Verdict: Stewart's floor is frightening, but his usage in the red zone tips the scales in his favor in this one for me. Meanwhile, Booker has averaged 2.26 yards per carry over the last two weeks, potentially leading to Bibbs' increased role. Denver will need to grind on the ground to slow the high-powered Saints offense, but Stewart feels like the safer, smarter play here.

Who should I start at WR: Cole Beasley or Jamison Crowder?

In an unexpected turn this year, Beasley has been one of the league's best slot receivers. He even earned mid-season All-Pro honors from our own Chris Wesseling. Beasley is currently the WR19 in PPR formats, and the WR21 in standard leagues, and his fantasy value hasn't changed with Dez Bryant back in the lineup. In fact, Beasley averages 7.6 targets per game with Bryant in the lineup, but just 4.7 targets per game when Bryant misses time. Bryant's presence commands more defensive attention, which sets up Beasley for an even better day against the Steelers in Week 10. Per Next Gen Stats, Pittsburgh allows the fifth-most receptions to wide receivers from the slot, where Beasley plays 85 percent of his snaps and has seen 77 percent of his targets. Beasley's ability to get open (seventh-highest separation on targets among wide receivers at 3.5 yards, also per Next Gen Stats) should allow him to feast as Dak Prescott's go-to chain-mover in what could be a high-scoring game.

Not far behind Beasley in both standard and PPR scoring is Crowder, who has grown into one of Kirk Cousins' favorite targets. While he owns around 18 percent of the team targets on the season, over the last two weeks he's seen over 23 percent of Cousins' passes thrown his way. Both of those games were 100-yard performances for Crowder, too. Unfortunately for the second-year slot receiver, he draws a dreadful matchup against the Minnesota Vikings in Week 10, who allow the fewest catches and fewest yards to wide receivers from the slot, per Next Gen Stats. Washington will also be without star left tackle Trent Williams, who was suspended four games for violating the league's substance abuse policy. While that could be a negative for the passing game, it also might mean Cousins needs to get rid of the ball quicker. Crowder averages 8.82 air yards per target, the lowest among the three Washington wideouts, but a higher figure than both Jordan Reed (7.43) and Vernon Davis (8.39). Crowder will be in a tough spot to produce a third straight 100-yard performance, but cracks in the Vikings once stonewall-esque defense have been appearing of late.

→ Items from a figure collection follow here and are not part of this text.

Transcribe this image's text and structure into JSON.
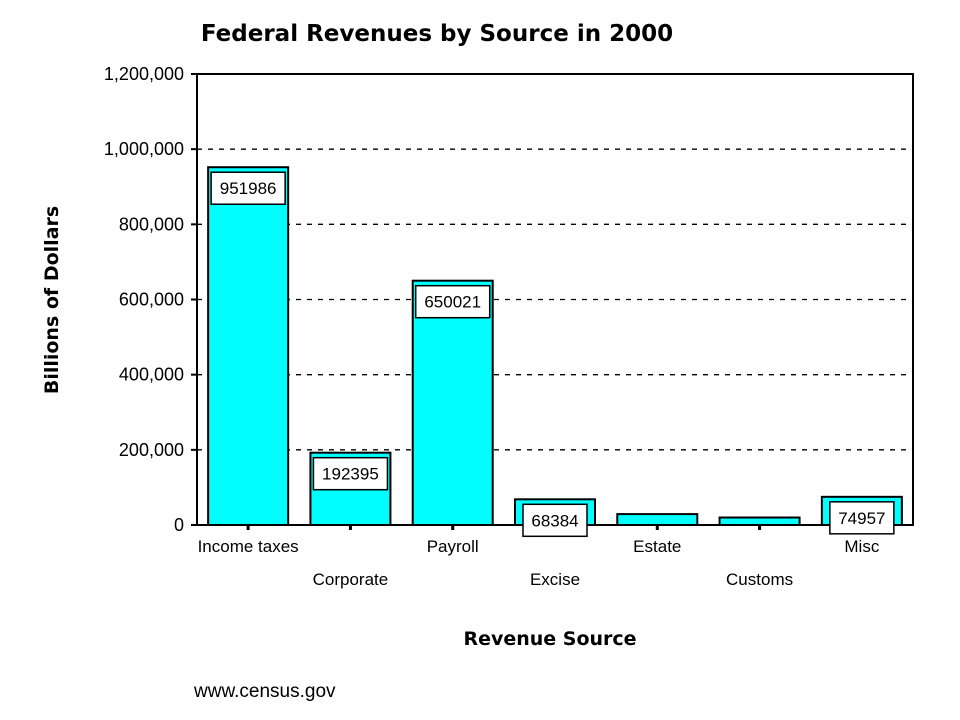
{
  "chart_data": {
    "type": "bar",
    "title": "Federal Revenues by Source in 2000",
    "xlabel": "Revenue Source",
    "ylabel": "Billions of Dollars",
    "categories": [
      "Income taxes",
      "Corporate",
      "Payroll",
      "Excise",
      "Estate",
      "Customs",
      "Misc"
    ],
    "values": [
      951986,
      192395,
      650021,
      68384,
      29010,
      19914,
      74957
    ],
    "data_labels": [
      "951986",
      "192395",
      "650021",
      "68384",
      "",
      "",
      "74957"
    ],
    "ylim": [
      0,
      1200000
    ],
    "yticks": [
      0,
      200000,
      400000,
      600000,
      800000,
      1000000,
      1200000
    ],
    "ytick_labels": [
      "0",
      "200,000",
      "400,000",
      "600,000",
      "800,000",
      "1,000,000",
      "1,200,000"
    ],
    "grid": true,
    "grid_style": "dashed",
    "bar_color": "#00ffff",
    "source": "www.census.gov"
  }
}
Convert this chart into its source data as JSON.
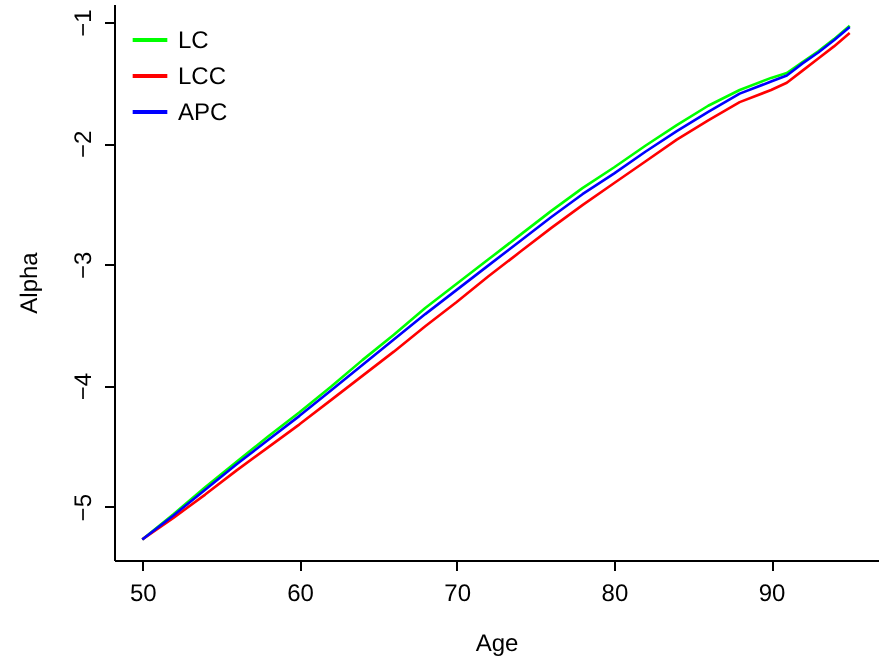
{
  "chart_data": {
    "type": "line",
    "xlabel": "Age",
    "ylabel": "Alpha",
    "x": [
      50,
      52,
      54,
      56,
      58,
      60,
      62,
      64,
      66,
      68,
      70,
      72,
      74,
      76,
      78,
      80,
      82,
      84,
      86,
      88,
      90,
      91,
      92,
      93,
      94,
      95
    ],
    "series": [
      {
        "name": "LC",
        "color": "#00ff00",
        "values": [
          -5.27,
          -5.06,
          -4.84,
          -4.63,
          -4.42,
          -4.22,
          -4.01,
          -3.79,
          -3.58,
          -3.36,
          -3.16,
          -2.96,
          -2.76,
          -2.56,
          -2.37,
          -2.2,
          -2.02,
          -1.85,
          -1.69,
          -1.56,
          -1.46,
          -1.42,
          -1.33,
          -1.24,
          -1.14,
          -1.03
        ]
      },
      {
        "name": "LCC",
        "color": "#ff0000",
        "values": [
          -5.27,
          -5.09,
          -4.9,
          -4.7,
          -4.51,
          -4.32,
          -4.12,
          -3.92,
          -3.72,
          -3.51,
          -3.31,
          -3.1,
          -2.9,
          -2.7,
          -2.51,
          -2.33,
          -2.15,
          -1.97,
          -1.81,
          -1.66,
          -1.56,
          -1.5,
          -1.4,
          -1.3,
          -1.2,
          -1.09
        ]
      },
      {
        "name": "APC",
        "color": "#0000ff",
        "values": [
          -5.27,
          -5.07,
          -4.86,
          -4.65,
          -4.45,
          -4.25,
          -4.04,
          -3.83,
          -3.62,
          -3.41,
          -3.21,
          -3.01,
          -2.81,
          -2.61,
          -2.42,
          -2.25,
          -2.07,
          -1.9,
          -1.74,
          -1.59,
          -1.49,
          -1.44,
          -1.34,
          -1.25,
          -1.15,
          -1.04
        ]
      }
    ],
    "xlim": [
      48.2,
      96.8
    ],
    "xticks": [
      50,
      60,
      70,
      80,
      90
    ],
    "ylim": [
      -5.44,
      -0.85
    ],
    "yticks": [
      -5,
      -4,
      -3,
      -2,
      -1
    ],
    "grid": false,
    "legend": "top left"
  }
}
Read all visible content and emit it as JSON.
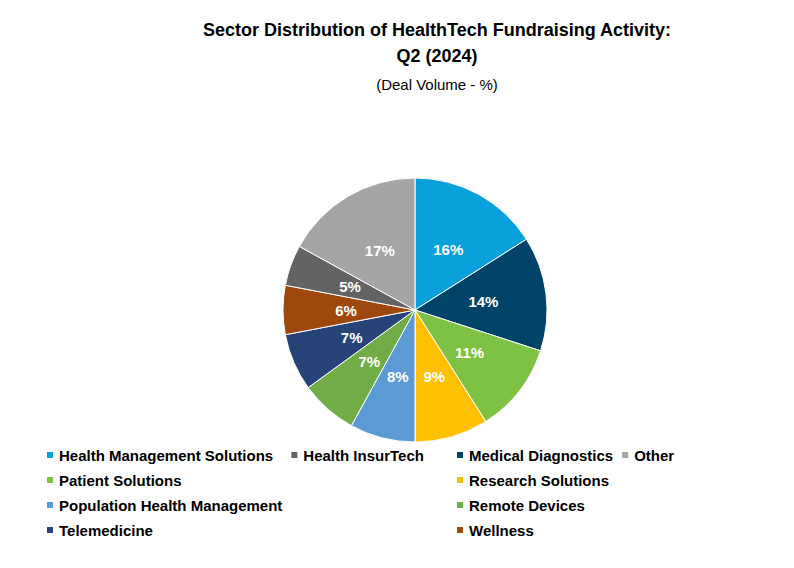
{
  "chart_data": {
    "type": "pie",
    "title": "Sector Distribution of HealthTech Fundraising Activity:\nQ2 (2024)",
    "subtitle": "(Deal Volume - %)",
    "categories": [
      "Health Management Solutions",
      "Medical Diagnostics",
      "Patient Solutions",
      "Research Solutions",
      "Population Health Management",
      "Remote Devices",
      "Telemedicine",
      "Wellness",
      "Health InsurTech",
      "Other"
    ],
    "values": [
      16,
      14,
      11,
      9,
      8,
      7,
      7,
      6,
      5,
      17
    ],
    "value_labels": [
      "16%",
      "14%",
      "11%",
      "9%",
      "8%",
      "7%",
      "7%",
      "6%",
      "5%",
      "17%"
    ],
    "colors": [
      "#0aa0dc",
      "#004369",
      "#7dc242",
      "#ffc000",
      "#5b9bd5",
      "#70ad47",
      "#264478",
      "#9e480e",
      "#636363",
      "#a5a5a5"
    ],
    "data_labels": true,
    "legend": "bottom"
  }
}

Verdict: While Crowder's recent usage is encouraging (and more than any two-game span of Beasley's season to date), I think it's better to trust the matchup here. Beasley and the Cowboys could find themselves in a shootout with the Steelers, and as one of Prescott's must trusted targets, that sets him up for both a safe floor and high ceiling. Crowder's floor is more frightening, especially facing a still strong Vikings defense.